Les Birkenstocks et les pompes à chaleur sont également sous surveillance par crainte des Chinois

A partir du 1er juillet, les investisseurs extérieurs à l’Union européenne dans les secteurs sensibles devront s’inscrire auprès du comité de sélection en Belgique. Ces secteurs sont largement définis, donc un déluge d’applications est attendu. « Cela pourrait décourager les entreprises. »

Dimitri Thijskens

En 2016, l’entreprise publique chinoise State Grid a fait une offre pour 14% des actions de la société de distribution Eandis. Après une vague de protestations, cet accord a finalement échoué. Depuis lors, des appels ont été lancés pour davantage de contrôles sur ces investissements dans des secteurs stratégiques. Il existe depuis 2019 un règlement européen qui fixe les conditions d’un tel dépistage.

Le fait qu’il ait fallu encore quatre ans avant qu’un mécanisme de filtrage des investissements non européens soit effectivement introduit dans notre pays – nous ne sommes que le 19e des 27 pays de l’UE – est principalement dû à la complexité de la Belgique : tous les gouvernements ont dû en parler toucher une fois. La Commission interfédérale de filtrage sera en effet active à partir de samedi : les entreprises étrangères qui souhaitent mettre la main sur 10 % ou plus des entreprises belges qui touchent à la défense, à la cybersécurité, aux communications électroniques ou aux infrastructures numériques devront s’y inscrire. Dans un certain nombre de secteurs légèrement moins critiques – tels que les médias ou l’alimentation – ce seuil est de 25 %.

La question est de savoir si ce comité de sélection est tout à fait prêt. « Nous entendons dire que le recrutement bat encore son plein en ce moment », déclare Bart Vanstaen.

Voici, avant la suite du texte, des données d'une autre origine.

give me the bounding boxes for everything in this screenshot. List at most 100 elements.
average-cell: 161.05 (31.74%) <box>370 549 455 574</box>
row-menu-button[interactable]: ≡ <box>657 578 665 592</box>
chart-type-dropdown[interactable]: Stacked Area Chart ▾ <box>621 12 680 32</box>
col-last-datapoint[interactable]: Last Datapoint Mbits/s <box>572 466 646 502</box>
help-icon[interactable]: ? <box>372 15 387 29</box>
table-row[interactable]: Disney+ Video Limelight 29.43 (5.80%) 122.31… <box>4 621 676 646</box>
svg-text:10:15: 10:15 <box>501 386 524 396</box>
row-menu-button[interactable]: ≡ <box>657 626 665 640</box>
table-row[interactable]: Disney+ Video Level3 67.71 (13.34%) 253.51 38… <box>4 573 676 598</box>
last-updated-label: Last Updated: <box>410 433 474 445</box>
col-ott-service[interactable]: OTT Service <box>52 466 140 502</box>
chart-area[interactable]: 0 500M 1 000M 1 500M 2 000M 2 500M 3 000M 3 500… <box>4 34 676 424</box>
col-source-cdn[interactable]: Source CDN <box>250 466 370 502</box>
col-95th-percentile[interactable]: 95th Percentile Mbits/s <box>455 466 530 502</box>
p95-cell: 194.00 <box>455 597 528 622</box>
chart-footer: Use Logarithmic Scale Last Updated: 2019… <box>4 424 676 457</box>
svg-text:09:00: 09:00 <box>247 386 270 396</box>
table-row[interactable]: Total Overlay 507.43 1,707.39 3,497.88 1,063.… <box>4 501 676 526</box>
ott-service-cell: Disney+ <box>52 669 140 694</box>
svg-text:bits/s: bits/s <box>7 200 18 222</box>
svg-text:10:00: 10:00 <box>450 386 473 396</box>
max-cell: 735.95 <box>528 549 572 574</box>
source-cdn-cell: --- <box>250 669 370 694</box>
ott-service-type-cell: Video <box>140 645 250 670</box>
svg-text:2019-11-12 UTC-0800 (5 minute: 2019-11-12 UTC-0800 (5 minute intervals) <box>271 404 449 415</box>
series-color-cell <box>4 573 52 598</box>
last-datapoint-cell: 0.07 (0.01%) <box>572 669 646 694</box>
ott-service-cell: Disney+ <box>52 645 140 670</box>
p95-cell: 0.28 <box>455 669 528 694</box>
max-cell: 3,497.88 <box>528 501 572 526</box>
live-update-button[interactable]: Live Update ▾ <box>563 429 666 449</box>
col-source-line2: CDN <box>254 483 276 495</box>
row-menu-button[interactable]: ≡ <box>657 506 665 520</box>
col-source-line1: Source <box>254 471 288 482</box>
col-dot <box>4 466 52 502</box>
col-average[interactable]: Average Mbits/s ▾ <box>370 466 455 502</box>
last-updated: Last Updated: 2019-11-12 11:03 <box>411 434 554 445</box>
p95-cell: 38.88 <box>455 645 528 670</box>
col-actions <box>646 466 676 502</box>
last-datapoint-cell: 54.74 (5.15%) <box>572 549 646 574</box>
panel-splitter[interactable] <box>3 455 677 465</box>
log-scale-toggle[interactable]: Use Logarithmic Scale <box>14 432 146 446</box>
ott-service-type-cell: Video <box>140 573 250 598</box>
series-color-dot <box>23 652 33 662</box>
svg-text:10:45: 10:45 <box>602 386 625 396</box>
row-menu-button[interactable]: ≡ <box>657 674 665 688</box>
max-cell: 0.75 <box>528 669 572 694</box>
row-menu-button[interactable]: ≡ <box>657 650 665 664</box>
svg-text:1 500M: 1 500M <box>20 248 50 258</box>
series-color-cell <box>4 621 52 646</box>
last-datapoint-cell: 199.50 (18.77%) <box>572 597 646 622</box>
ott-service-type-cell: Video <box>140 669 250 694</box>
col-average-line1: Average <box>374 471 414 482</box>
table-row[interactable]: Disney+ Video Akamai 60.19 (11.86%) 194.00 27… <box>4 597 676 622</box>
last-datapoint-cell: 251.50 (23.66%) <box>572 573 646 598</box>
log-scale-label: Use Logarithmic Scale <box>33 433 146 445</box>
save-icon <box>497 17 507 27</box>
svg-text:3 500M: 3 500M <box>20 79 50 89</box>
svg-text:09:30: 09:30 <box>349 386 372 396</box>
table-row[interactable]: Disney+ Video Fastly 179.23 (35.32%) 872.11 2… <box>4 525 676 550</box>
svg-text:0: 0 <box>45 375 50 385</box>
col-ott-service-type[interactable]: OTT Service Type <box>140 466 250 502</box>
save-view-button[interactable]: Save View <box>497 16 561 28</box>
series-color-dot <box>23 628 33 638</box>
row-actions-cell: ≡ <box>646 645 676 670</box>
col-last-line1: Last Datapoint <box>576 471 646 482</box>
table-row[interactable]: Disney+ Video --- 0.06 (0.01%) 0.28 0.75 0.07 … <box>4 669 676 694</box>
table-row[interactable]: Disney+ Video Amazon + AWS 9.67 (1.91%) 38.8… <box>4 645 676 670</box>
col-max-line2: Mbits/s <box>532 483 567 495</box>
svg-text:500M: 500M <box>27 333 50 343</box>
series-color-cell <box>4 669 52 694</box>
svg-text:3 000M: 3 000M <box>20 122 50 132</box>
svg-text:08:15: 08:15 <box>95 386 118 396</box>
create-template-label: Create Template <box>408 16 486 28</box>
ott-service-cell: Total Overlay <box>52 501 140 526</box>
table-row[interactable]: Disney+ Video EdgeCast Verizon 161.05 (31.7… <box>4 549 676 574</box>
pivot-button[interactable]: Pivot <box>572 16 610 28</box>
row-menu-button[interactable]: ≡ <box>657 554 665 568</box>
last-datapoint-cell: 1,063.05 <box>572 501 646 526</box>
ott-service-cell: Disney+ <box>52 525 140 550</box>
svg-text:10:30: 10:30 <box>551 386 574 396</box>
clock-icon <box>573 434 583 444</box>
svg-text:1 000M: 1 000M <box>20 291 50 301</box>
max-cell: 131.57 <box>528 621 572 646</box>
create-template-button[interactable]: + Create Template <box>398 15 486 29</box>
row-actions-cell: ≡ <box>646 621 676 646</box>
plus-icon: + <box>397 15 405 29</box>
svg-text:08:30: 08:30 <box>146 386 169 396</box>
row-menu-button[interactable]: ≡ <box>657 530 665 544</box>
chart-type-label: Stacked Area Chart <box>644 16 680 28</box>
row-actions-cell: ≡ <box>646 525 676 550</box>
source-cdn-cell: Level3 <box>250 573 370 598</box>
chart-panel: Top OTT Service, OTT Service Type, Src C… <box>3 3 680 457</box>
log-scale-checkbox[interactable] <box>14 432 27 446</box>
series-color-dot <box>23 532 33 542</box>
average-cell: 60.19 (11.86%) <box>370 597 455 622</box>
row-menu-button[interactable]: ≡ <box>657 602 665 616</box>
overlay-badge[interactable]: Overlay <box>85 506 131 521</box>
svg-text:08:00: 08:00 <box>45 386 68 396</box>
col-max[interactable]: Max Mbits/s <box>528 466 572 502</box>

En tant qu’avocat chez PwC Legal, lui et son collègue Ive Serneels assistent les entreprises étrangères dans leurs investissements et bientôt aussi dans ces demandes. « Le comité traitera-t-il le flux de candidatures ? À notre avis, un filet assez large est en train d’être mis en place pour n’attraper que quelques poissons vraiment pertinents. La plupart des investisseurs viennent du Royaume-Uni, de Suisse ou des États-Unis, eux aussi devront tous passer par cette procédure.

La pratique en Allemagne montre que non seulement géographiquement, mais aussi substantiellement de nombreuses entreprises sont visées. « Un investissement dans Viessmann, producteur de pompes à chaleur, entre autres, a dû être soumis en raison du rôle que l’entreprise joue dans la transition énergétique allemande », explique Vanstaen. « Ou encore plus remarquable était un investissement dans Birkenstock, un producteur de sandales. Il a fallu l’enregistrer car cette chaussure est également largement utilisée par les médecins. Et donc Birkenstock est d’une importance stratégique pour l’économie allemande. Je conseille donc à nos clients d’enregistrer trop plutôt que trop peu, surtout au début car il y a encore beaucoup d’incertitudes sur la façon dont les choses vont se passer en pratique. Si vous oubliez de signaler quelque chose, vous pouvez être condamné à une amende de 30 % du chiffre d’affaires.

Serneels est d’accord avec l’esprit de la loi, mais craint que dans sa forme actuelle, elle puisse effrayer les investisseurs. « Nous sommes une économie ouverte et pourtant nous devons beaucoup aux investissements étrangers. Cela pourrait causer le retard nécessaire et cela pourrait effrayer les investisseurs.

Mais le cabinet du ministre de l’Economie et du Travail Dermagne indique qu’il y aura un contrôle continu et que « des mesures rapides seront prises » si nécessaire.